Linking climate policy and economic growth in Saskatchewan
by Craig Alexander and Chris Ragan
Even after last week’s budget, Saskatchewan faces two important economic challenges. The first is to enhance its economic growth, projected to be below the national average this year. The second is to reduce its GHG emissions, currently the highest in Canada in per-capita terms. Addressing either one is tough enough. Getting them both done at the same time may take some powerful magic.
Or will it? Promoting economic growth and reducing GHG emissions can be more closely linked than most people think.
The Saskatchewan government has invested heavily in “carbon capture and storage” (CCS). SaskPower’s Boundary Dam facility is the world’s first commercial-scale lignite-burning generating station equipped with CCS technology. It successfully captured 400,000 tonnes of emissions in its first year, but at a high cost. If this technology could be scaled up significantly and operate at much lower costs, CCS could form a core part of the province’s long-term climate strategy.

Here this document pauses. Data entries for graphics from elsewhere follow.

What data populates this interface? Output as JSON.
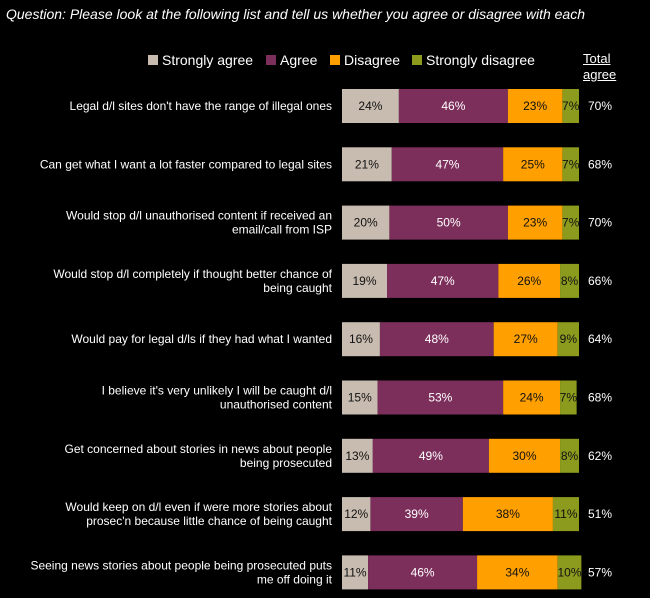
{
  "question": "Question: Please look at the following list and tell us whether you agree or disagree with each",
  "total_header": "Total agree",
  "chart_data": {
    "type": "bar",
    "orientation": "horizontal",
    "stacked": true,
    "categories": [
      [
        "Legal d/l sites don't have the range of illegal ones"
      ],
      [
        "Can get what I want a lot faster compared to legal sites"
      ],
      [
        "Would stop d/l unauthorised content if received an",
        "email/call from ISP"
      ],
      [
        "Would stop d/l completely if thought better chance of",
        "being caught"
      ],
      [
        "Would pay for legal d/ls if they had what I wanted"
      ],
      [
        "I believe it's very unlikely I will be caught d/l",
        "unauthorised content"
      ],
      [
        "Get concerned about stories in news about people",
        "being prosecuted"
      ],
      [
        "Would keep on d/l even if were more stories about",
        "prosec'n because little chance of being caught"
      ],
      [
        "Seeing news stories about people being prosecuted puts",
        "me off doing it"
      ]
    ],
    "series": [
      {
        "name": "Strongly agree",
        "color": "#c8bcb0",
        "label_color": "dark",
        "values": [
          24,
          21,
          20,
          19,
          16,
          15,
          13,
          12,
          11
        ]
      },
      {
        "name": "Agree",
        "color": "#7d2f5c",
        "label_color": "light",
        "values": [
          46,
          47,
          50,
          47,
          48,
          53,
          49,
          39,
          46
        ]
      },
      {
        "name": "Disagree",
        "color": "#ff9f00",
        "label_color": "dark",
        "values": [
          23,
          25,
          23,
          26,
          27,
          24,
          30,
          38,
          34
        ]
      },
      {
        "name": "Strongly disagree",
        "color": "#8c9a1e",
        "label_color": "dark",
        "values": [
          7,
          7,
          7,
          8,
          9,
          7,
          8,
          11,
          10
        ]
      }
    ],
    "total_agree": [
      70,
      68,
      70,
      66,
      64,
      68,
      62,
      51,
      57
    ],
    "value_suffix": "%",
    "xlim": [
      0,
      100
    ]
  }
}
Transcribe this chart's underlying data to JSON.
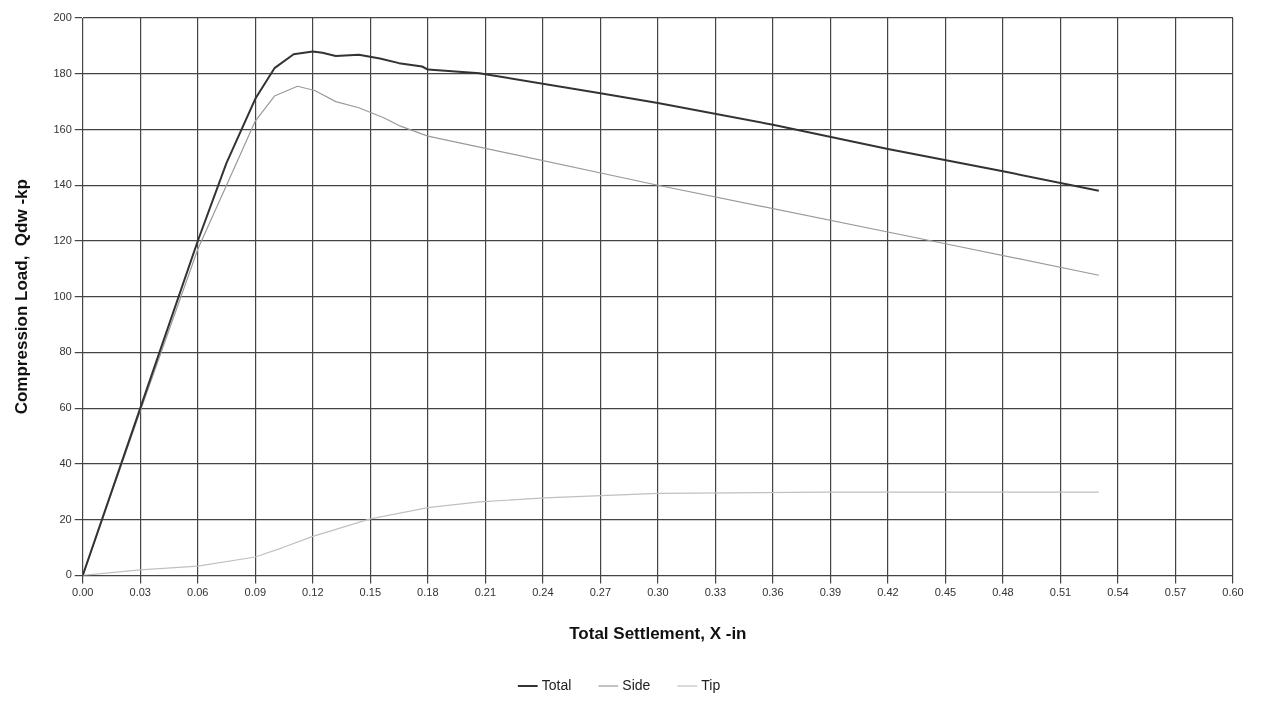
{
  "chart_data": {
    "type": "line",
    "xlabel": "Total Settlement, X -in",
    "ylabel": "Compression Load,  Qdw -kp",
    "xlim": [
      0,
      0.6
    ],
    "ylim": [
      0,
      200
    ],
    "xticks": [
      {
        "value": 0,
        "label": "0.00"
      },
      {
        "value": 0.03,
        "label": "0.03"
      },
      {
        "value": 0.06,
        "label": "0.06"
      },
      {
        "value": 0.09,
        "label": "0.09"
      },
      {
        "value": 0.12,
        "label": "0.12"
      },
      {
        "value": 0.15,
        "label": "0.15"
      },
      {
        "value": 0.18,
        "label": "0.18"
      },
      {
        "value": 0.21,
        "label": "0.21"
      },
      {
        "value": 0.24,
        "label": "0.24"
      },
      {
        "value": 0.27,
        "label": "0.27"
      },
      {
        "value": 0.3,
        "label": "0.30"
      },
      {
        "value": 0.33,
        "label": "0.33"
      },
      {
        "value": 0.36,
        "label": "0.36"
      },
      {
        "value": 0.39,
        "label": "0.39"
      },
      {
        "value": 0.42,
        "label": "0.42"
      },
      {
        "value": 0.45,
        "label": "0.45"
      },
      {
        "value": 0.48,
        "label": "0.48"
      },
      {
        "value": 0.51,
        "label": "0.51"
      },
      {
        "value": 0.54,
        "label": "0.54"
      },
      {
        "value": 0.57,
        "label": "0.57"
      },
      {
        "value": 0.6,
        "label": "0.60"
      }
    ],
    "yticks": [
      0,
      20,
      40,
      60,
      80,
      100,
      120,
      140,
      160,
      180,
      200
    ],
    "grid": true,
    "legend": "bottom",
    "marker": "none",
    "line_style": "solid",
    "series": [
      {
        "name": "Total",
        "color": "#333333",
        "x": [
          0,
          0.03,
          0.06,
          0.075,
          0.09,
          0.1,
          0.11,
          0.12,
          0.125,
          0.132,
          0.144,
          0.155,
          0.165,
          0.177,
          0.18,
          0.207,
          0.21,
          0.27,
          0.3,
          0.36,
          0.42,
          0.48,
          0.53
        ],
        "values": [
          0,
          60,
          120,
          148,
          171,
          182,
          187,
          188,
          187.5,
          186.4,
          186.8,
          185.5,
          183.8,
          182.6,
          181.5,
          180.2,
          179.8,
          173,
          169.5,
          161.7,
          153,
          145,
          138
        ]
      },
      {
        "name": "Side",
        "color": "#9a9a9a",
        "x": [
          0,
          0.03,
          0.06,
          0.075,
          0.09,
          0.1,
          0.112,
          0.121,
          0.132,
          0.144,
          0.157,
          0.165,
          0.18,
          0.207,
          0.3,
          0.45,
          0.53
        ],
        "values": [
          0,
          59,
          117,
          140,
          163,
          172,
          175.5,
          174,
          170,
          167.8,
          164.2,
          161.4,
          157.6,
          153.7,
          140,
          119,
          107.7
        ]
      },
      {
        "name": "Tip",
        "color": "#c0c0c0",
        "x": [
          0,
          0.03,
          0.06,
          0.09,
          0.104,
          0.12,
          0.15,
          0.18,
          0.207,
          0.241,
          0.3,
          0.385,
          0.53
        ],
        "values": [
          0,
          2,
          3.3,
          6.6,
          9.9,
          14,
          20.3,
          24.3,
          26.4,
          27.8,
          29.4,
          29.9,
          29.9
        ]
      }
    ]
  }
}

This potential justifies Saskatchewan’s large investment. But since using CCS in the electricity sector could only ever apply to about one-fifth of the province’s total GHG emissions, and since there is no guarantee that the investment will pay off, prudence suggests a need for a second policy approach—one that can be reliably used to reduce emissions in all parts of the provincial economy, and at a low cost.
This is where a market-based carbon price enters the picture. With a transparent price or tax on GHG emissions, households and businesses would face a powerful incentive to reduce those emissions. Unlike with more intrusive government regulations, households and businesses would be free to figure out how best to respond to the carbon price, choosing the method that best suits their own circumstance. This flexibility explains why carbon pricing is the lowest-cost way to reduce GHG emissions.
But won’t a carbon price raise costs and damage the economy? Not if the Saskatchewan government used the revenue to reduce personal and business income taxes, a choice embraced by many small-c conservatives across Canada and beyond. It’s a simple principle: raise taxes on the things we don’t want—such as pollution and GHG emissions—while reducing taxes on things we all value: income, saving, and investment.
Reducing income taxes offers a compelling solution to Saskatchewan’s second challenge: increasing economic growth. There is obviously no way any policymaker can restore the world oil price to its 2014 level. But research from many countries shows that taxes on personal and business income are significant impediments to economic growth. There is no reason to think Saskatchewan is different in this respect. Reductions in the province’s income-tax rates would drive more investment, higher wages, and greater productivity.
One obvious problem with advocating income-tax cuts is that the provincial government is projecting a budget deficit of approximately $685 million for the new fiscal year. So the government can’t afford to cut income taxes now, even if it wanted to.
But when we put the two parts of this larger story together, it all becomes possible: If Saskatchewan implemented a carbon price of $30 per tonne that applied to the emission from the combustion of fossil fuels, it would raise about $1.4 billion annually. The government could then use every penny of this revenue to finance a reduction in personal and business income taxes.
This policy combination would leave the budget deficit unchanged, but it would effectively address Saskatchewan’s two challenges. The carbon price would drive a reduction in GHG emissions; the income-tax cuts would drive increases in investment, wages and productivity. And the size of government would be unchanged.
Such a “revenue neutral” carbon price has been successfully working in British Columbia since 2008, which now boasts among the lowest income-tax rates in the country. The result has been a modest reduction in per-capita GHG emissions relative to other parts of the country, and its economy has outperformed those in most other provinces.
Some critics argue that the promise of a revenue-neutral carbon price shouldn’t be believed; governments will happily collect the carbon revenue, but then renege on the promise to reduce income taxes.
But the people of Saskatchewan do not have this problem. Premier Brad Wall is the country’s longest-serving premier for good reason: he is dedicated to protecting the province’s interests and his actions prove that he is very effective at doing so. If there is any Canadian politician who could be trusted to deliver on such a promise, it is surely Mr. Wall.